Moderates vs. radicals: we have been here before

From the “History Doesn’t Repeat, but Sometimes It Rhymes” Dept:

In the early days of France’s Third Republic (ca. 1870 – 1890), the major political divide was between monarchists, who wanted a king again, and republicans, who favoured parliamentary democracy.

The moderate republicans, called “opportunists” because they thought new laws should be introduced only when they were expedient, wanted to avoid disruptive issues, to limit the scope of reform, and to deal with one problem at a time. “Nothing must be put in the republican program that the majority of the nation cannot be induced to accept immediately,” Gambetta had said, as spokesman of the opportunist point of view. The radicals, on the other hand, wanted to carry through sweeping reforms at once. . . .

Meanwhile, the mass of the French people remained indifferent to the republic or were becoming increasingly radicalized as a result of the government’s resistance to programs designed to improve the lot of industrial and agricultural workers. . . .

Meanwhile, in the Austro-Hungarian empire,

In 1890 militant German and Slavic nationalists combined to prevent . . . compromise on the nationalities question.
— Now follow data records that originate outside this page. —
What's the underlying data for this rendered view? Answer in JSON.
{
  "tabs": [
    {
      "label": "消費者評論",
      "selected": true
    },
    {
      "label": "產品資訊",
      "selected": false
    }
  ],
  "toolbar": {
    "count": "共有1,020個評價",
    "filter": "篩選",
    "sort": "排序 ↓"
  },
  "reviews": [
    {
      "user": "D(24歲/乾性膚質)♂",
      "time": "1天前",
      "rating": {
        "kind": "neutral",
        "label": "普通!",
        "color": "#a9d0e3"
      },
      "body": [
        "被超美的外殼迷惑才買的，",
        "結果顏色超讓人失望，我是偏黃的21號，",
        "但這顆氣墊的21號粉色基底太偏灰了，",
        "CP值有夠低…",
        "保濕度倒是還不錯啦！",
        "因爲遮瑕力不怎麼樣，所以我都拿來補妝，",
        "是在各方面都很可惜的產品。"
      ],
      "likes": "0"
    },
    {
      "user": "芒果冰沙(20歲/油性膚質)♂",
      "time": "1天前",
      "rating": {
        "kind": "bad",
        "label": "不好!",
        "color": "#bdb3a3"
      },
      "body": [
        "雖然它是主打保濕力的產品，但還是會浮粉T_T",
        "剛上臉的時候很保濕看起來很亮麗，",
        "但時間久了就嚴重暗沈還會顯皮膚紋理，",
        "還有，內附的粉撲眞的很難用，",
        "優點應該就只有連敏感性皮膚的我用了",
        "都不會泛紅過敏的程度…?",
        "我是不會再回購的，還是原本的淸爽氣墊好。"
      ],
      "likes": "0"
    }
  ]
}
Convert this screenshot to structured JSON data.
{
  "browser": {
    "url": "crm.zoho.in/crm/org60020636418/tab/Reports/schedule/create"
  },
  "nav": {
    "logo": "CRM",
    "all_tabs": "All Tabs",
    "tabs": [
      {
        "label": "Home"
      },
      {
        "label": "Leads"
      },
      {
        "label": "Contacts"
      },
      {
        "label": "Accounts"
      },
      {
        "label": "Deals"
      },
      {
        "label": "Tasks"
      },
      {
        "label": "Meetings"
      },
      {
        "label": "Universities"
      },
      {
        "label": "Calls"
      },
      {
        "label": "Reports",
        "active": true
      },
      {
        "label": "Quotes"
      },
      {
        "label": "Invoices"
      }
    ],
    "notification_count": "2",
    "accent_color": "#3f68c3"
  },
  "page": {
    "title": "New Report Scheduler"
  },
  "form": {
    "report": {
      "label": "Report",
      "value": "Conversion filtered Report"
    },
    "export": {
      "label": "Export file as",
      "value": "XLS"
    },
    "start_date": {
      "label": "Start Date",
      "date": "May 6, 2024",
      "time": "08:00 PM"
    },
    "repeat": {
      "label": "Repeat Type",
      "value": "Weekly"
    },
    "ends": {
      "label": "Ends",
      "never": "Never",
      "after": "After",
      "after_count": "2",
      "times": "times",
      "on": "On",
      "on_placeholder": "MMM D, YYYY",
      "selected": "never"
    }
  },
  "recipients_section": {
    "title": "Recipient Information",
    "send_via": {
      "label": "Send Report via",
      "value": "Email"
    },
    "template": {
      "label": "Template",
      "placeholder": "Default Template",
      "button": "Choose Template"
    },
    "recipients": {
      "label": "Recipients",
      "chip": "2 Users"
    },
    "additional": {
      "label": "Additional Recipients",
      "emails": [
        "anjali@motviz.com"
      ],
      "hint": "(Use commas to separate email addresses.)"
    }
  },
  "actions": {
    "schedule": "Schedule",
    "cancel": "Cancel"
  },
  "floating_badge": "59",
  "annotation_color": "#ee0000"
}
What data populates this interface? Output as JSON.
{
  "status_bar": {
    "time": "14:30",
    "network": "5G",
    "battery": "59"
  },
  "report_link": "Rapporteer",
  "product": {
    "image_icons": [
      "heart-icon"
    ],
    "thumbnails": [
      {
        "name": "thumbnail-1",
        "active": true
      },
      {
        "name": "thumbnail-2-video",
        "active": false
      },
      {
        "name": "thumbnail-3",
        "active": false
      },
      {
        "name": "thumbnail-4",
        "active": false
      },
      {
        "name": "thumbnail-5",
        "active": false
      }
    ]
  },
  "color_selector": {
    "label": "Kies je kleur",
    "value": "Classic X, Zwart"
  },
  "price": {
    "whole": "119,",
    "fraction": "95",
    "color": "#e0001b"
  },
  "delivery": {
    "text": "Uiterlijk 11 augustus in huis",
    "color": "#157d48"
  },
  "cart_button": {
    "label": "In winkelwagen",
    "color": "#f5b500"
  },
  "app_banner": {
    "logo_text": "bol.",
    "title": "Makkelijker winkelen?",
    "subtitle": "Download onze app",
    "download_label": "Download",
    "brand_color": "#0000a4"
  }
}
In 1891 both Czech and German moderates were routed in the parliamentary elections. . . .

[Prime Minister Taafe failed] to solve the serious financial problems of the empire. . . . Instead of meeting the problem with a large-scale program of tax and financial reform, Taafe simply increased the rate of state borrowing, thereby raising the cost of servicing the national debt.

. . . [His] efforts at social reform were also ineffective. . . . Taafe’s proposals for universal suffrage and labor reform offended every vested interest in the country. . . .

The political response . . . was the spectacular growth of the Christian Socialist movement [led by Vienna mayor] Karl Lueger (1844 – 1910) [who] championed the rights of the worker, peasant, and small businessman against big business and “Jewish” capitalism. He advocated a socialist welfare state . . . where Slavs, Jews, and Protestants would not be welcome. Lueger was enormously popular and was repeatedly elected mayor of Vienna.

—Norman Rich, The Age of Nationalism and Reform, 1850 – 1890  (1977)

The obvious parallels with current events in Europe and the U.S. should concern all of us. The Industrial Revolution, the growth of the middle class, and the rise of Western democracies are not finished stories. Neither is the U.S. struggle over slavery and its transformation after 1865 into a struggle over racial equality. These stories continue; the history continues. Our era did not begin in 1945, or in 1900, but in Paris in 1789, and we still do not know how the political, economic, and racial issues unleashed in the French Revolution will finally sort themselves. A racist, authoritarian triumph is not out of the question.